At the heart of the dispute, and in the middle of Countryside Boulevard, is a green plastic sign that reads "Countryside Estates, Est. 1989." The township trustees recently purchased and installed the $2,500 sign using a Mahoning County Green Team grant.
Above the sign this week was a red-and-black banner that stated, "This 'CLASSY' sign is compliments of our trustees, Larry, Curly & amp; Moe." Under the sign was a separate poster that listed the time and location of Monday's trustees meeting.
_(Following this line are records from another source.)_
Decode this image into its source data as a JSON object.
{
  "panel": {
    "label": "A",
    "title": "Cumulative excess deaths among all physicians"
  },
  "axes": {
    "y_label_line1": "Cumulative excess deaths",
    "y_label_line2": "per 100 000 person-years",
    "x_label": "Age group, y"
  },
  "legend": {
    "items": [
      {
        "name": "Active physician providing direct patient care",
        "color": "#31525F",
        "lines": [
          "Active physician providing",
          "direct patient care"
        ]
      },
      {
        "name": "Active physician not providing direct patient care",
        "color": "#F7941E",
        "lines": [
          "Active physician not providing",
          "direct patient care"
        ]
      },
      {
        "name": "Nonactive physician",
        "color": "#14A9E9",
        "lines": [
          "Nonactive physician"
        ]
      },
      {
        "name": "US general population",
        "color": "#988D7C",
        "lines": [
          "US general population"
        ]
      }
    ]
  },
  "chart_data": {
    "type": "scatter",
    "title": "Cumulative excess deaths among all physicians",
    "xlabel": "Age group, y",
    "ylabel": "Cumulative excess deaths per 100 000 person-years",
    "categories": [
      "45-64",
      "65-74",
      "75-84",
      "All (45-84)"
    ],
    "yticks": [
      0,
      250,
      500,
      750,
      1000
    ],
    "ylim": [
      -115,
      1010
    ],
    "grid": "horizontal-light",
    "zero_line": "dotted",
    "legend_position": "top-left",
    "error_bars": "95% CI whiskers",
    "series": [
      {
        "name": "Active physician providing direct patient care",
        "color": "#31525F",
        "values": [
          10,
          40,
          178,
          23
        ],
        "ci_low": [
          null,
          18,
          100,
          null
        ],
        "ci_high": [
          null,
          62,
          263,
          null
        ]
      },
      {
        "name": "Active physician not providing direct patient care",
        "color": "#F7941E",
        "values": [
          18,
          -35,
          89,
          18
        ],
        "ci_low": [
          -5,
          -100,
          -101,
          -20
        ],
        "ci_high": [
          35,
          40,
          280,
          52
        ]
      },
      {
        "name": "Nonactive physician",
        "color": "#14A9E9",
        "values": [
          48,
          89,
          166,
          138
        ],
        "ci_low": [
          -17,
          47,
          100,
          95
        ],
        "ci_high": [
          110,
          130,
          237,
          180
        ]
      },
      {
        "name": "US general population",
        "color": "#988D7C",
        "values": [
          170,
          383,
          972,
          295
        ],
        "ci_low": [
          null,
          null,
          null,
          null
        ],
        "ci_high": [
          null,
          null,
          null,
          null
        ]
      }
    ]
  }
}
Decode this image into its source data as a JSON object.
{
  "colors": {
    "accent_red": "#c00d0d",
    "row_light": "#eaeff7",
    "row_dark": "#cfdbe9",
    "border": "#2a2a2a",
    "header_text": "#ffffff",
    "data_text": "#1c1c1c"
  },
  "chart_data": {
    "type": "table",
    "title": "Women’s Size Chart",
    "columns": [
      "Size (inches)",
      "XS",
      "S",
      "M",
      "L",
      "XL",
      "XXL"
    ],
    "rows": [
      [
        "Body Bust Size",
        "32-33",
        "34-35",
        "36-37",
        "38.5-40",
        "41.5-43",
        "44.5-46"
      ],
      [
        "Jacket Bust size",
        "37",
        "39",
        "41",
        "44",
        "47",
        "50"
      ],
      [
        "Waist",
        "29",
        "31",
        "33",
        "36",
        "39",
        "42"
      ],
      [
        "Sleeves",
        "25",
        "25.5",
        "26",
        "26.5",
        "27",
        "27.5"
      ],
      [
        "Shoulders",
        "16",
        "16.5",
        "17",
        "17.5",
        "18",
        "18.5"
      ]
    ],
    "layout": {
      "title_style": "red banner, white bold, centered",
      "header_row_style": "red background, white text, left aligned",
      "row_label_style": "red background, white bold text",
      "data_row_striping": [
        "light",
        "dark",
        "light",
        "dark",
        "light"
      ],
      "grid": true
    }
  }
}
The poster stated, "It's all up to us."
About 30 Countryside residents attended the meeting to express concerns about the plastic sign. The residents said they felt the sign was unsightly.
Developer will pay half
Michael Creatore, a Countryside Boulevard resident, asked the trustees to try and set up a meeting between the residents and builder Joe Koch to discuss installing a different sign for the development.
Koch had constructed some of the houses in the development. He stressed that he is responsible for individual lots and not the entire development.
Creatore said Rick Salata, the developer of Countryside, has agreed to pay for half of the cost of a new sign.
Creatore has said the Countryside residents would like to have a brick sign similar to those at the entrance to many of the developments on New Road. He estimated that the sign would cost between $8,000 and $10,000.
Trustees, however, said they didn't think they're responsible for setting up the meeting with Koch. They said the residents should form a homeowners association to try to solve their sign problems.
"You are asking us to do something that has nothing to do with this board," Trustee Bo Pritchard said to the residents.
A $30 million development
Creatore added that he thinks Countryside residents deserve consideration from the trustees because they may pay more in taxes than other township residents. He has repeatedly noted that Countryside is a $30 million development.
"The rich folks don't get more," Pritchard responded. "We are not going to treat Countryside any different than anyone else."
The meeting was contentious at times, as Pritchard and fellow trustee David Ditzler raised their voices to argue with Creatore and other residents. Ditzler accused Creatore of using the sign issue to further a political agenda.
Creatore had been the campaign manager for Lisa Oles when she unsuccessfully ran for township trustee. Oles, who also lives in Countryside, was at the meeting.
"There is no political agenda here at all," Creatore stressed. "We're just basic residents asking for their help. These signs are a poor reflection on the community."
Ditzler noted that the trustees erected similar signs at the entrance to College Park and several other township developments. He said the trustees decided to "rename the community" about three years ago by purchasing entrance signs for developments that had no such signs.
"We had people who lived in the area for 30 to 40 years and had no idea where they live," Ditzler said. "I take pride in the signs."
Trustees noted that in the past some brick development signs have been damaged in car accidents. Township officials haven't been able to determine who should pay for the repairs.